I ran this code and have an error.
import pandas as pd
from pyspark.sql import SparkSession
spark = SparkSession.builder.\
config("spark.jars.repositories", "https://repos.spark-packages.org/").\
config("spark.jars.packages", "saurfang:spark-sas7bdat:2.0.0-s_2.11,org.apache.hadoop:hadoop-aws:2.7.0").\
enableHiveSupport().getOrCreate()
df_spark_temp = spark.read.format('com.github.saurfang.sas.spark').load('18-83510-I94-Data-2016/i94_apr16_sub.sas7bdat')
df_spark_temp.limit(5).toPandas().show()
py4j.protocol.Py4JJavaError: An error occurred while calling o34.load.
: java.lang.NoClassDefFoundError: scala/Product$class
at com.github.saurfang.sas.spark.SasRelation.<init>(SasRelation.scala:48)
at com.github.saurfang.sas.spark.SasRelation$.apply(SasRelation.scala:42)
at com.github.saurfang.sas.spark.DefaultSource.createRelation(DefaultSource.scala:50)
at com.github.saurfang.sas.spark.DefaultSource.createRelation(DefaultSource.scala:39)
at com.github.saurfang.sas.spark.DefaultSource.createRelation(DefaultSource.scala:27)
at org.apache.spark.sql.execution.datasources.DataSource.resolveRelation(DataSource.scala:350)
at org.apache.spark.sql.DataFrameReader.loadV1Source(DataFrameReader.scala:228)
at org.apache.spark.sql.DataFrameReader.$anonfun$load$2(DataFrameReader.scala:210)
at scala.Option.getOrElse(Option.scala:189)
at org.apache.spark.sql.DataFrameReader.load(DataFrameReader.scala:210)
at org.apache.spark.sql.DataFrameReader.load(DataFrameReader.scala:185)
at java.base/jdk.internal.reflect.NativeMethodAccessorImpl.invoke0(Native Method)

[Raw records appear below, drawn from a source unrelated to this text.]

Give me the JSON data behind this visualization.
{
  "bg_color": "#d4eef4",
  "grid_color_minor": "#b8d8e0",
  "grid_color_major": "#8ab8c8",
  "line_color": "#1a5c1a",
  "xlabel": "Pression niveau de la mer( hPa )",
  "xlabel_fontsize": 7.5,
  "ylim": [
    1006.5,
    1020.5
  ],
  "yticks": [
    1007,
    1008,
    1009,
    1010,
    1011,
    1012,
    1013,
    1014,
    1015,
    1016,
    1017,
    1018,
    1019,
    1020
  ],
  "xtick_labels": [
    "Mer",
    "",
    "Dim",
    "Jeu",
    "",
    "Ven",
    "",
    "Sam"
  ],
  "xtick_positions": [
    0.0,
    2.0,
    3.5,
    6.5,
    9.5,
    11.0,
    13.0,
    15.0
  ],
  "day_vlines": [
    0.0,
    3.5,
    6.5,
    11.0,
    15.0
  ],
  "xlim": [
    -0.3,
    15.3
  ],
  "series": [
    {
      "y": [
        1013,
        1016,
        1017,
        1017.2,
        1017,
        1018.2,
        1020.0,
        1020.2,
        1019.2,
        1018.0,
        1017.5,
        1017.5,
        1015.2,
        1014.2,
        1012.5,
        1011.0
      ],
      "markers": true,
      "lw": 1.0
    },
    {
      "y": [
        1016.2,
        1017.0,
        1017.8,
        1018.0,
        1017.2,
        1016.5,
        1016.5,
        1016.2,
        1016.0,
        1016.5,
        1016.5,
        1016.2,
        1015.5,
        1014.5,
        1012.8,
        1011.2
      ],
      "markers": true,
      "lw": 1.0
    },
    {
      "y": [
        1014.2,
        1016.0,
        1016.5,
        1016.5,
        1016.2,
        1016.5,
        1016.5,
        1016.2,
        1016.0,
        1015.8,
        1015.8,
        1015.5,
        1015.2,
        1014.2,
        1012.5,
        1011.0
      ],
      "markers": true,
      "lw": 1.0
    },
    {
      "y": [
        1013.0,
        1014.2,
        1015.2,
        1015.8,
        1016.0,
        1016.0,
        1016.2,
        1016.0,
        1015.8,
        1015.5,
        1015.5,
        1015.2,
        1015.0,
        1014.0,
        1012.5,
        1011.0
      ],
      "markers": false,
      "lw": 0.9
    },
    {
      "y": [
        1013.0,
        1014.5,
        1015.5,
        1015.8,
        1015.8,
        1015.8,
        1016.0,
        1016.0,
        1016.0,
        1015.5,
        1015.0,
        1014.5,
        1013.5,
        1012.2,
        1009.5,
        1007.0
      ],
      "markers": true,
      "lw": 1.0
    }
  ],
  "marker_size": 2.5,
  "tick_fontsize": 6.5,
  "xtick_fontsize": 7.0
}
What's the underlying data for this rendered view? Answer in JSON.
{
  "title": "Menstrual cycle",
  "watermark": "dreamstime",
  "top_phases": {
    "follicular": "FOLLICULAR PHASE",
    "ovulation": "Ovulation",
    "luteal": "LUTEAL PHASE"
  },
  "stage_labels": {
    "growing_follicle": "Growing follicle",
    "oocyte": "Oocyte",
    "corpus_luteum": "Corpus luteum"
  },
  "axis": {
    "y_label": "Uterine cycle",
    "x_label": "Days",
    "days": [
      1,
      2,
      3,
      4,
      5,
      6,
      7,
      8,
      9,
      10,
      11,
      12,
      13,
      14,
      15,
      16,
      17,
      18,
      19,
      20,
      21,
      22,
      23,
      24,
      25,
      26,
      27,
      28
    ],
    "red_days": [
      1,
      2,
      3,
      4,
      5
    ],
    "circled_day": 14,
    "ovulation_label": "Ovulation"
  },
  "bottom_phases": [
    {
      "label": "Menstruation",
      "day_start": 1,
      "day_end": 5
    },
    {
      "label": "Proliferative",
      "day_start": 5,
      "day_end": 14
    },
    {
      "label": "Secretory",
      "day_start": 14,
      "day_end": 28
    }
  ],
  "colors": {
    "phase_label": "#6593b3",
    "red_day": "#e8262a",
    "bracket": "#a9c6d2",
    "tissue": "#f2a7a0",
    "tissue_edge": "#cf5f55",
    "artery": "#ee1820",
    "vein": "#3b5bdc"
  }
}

at java.base/jdk.internal.reflect.NativeMethodAccessorImpl.invoke(NativeMethodAccessorImpl.java:77)
at java.base/jdk.internal.reflect.DelegatingMethodAccessorImpl.invoke(DelegatingMethodAccessorImpl.java:43)
at java.base/java.lang.reflect.Method.invoke(Method.java:568)
at py4j.reflection.MethodInvoker.invoke(MethodInvoker.java:244)
at py4j.reflection.ReflectionEngine.invoke(ReflectionEngine.java:357)
at py4j.Gateway.invoke(Gateway.java:282)
at py4j.commands.AbstractCommand.invokeMethod(AbstractCommand.java:132)
at py4j.commands.CallCommand.execute(CallCommand.java:79)
at py4j.ClientServerConnection.waitForCommands(ClientServerConnection.java:182)
at py4j.ClientServerConnection.run(ClientServerConnection.java:106)
at java.base/java.lang.Thread.run(Thread.java:833)
Caused by: java.lang.ClassNotFoundException: scala.Product$class
at java.base/java.net.URLClassLoader.findClass(URLClassLoader.java:445)
at java.base/java.lang.ClassLoader.loadClass(ClassLoader.java:587)
at java.base/java.lang.ClassLoader.loadClass(ClassLoader.java:520)
... 23 more
Python version: 3.9.6
JAVA version: 17.0.4.1
Pyspark version: 3.3
I searched for same issues in stack overflow, and most of them said it is may because the scala version.
I haven't installed scala before, do I need to install scala or I can change the setting in JAVA?
And I type PySpark --version and it shows
____ __
/ __/__ ___ _____/ /__
_\ \/ _ \/ _ `/ __/ '_/
/___/ .__/\_,_/_/ /_/\_\ version 3.3.0
/_/
Using Scala version 2.12.15, Java HotSpot(TM) 64-Bit Server VM, 17.0.4.1
Does it mean I need to install scala version 2.12.15 or I already have installed?
CodePudding user response:
All libraries must be compiled for the same Scala version you are running with.
I'm not familiar with PySpark but I see that at least spark-sas7bdat:2.0.0-s_2.11
seems to be compiled for Scala 2.11 given its version number.
If you're running with Scala 2.12, look for using spark-sas7bdat:3.0.0-s_2.12
instead.
Personal note: this library seems to not be maintained at all, consider using another one if that's for production code.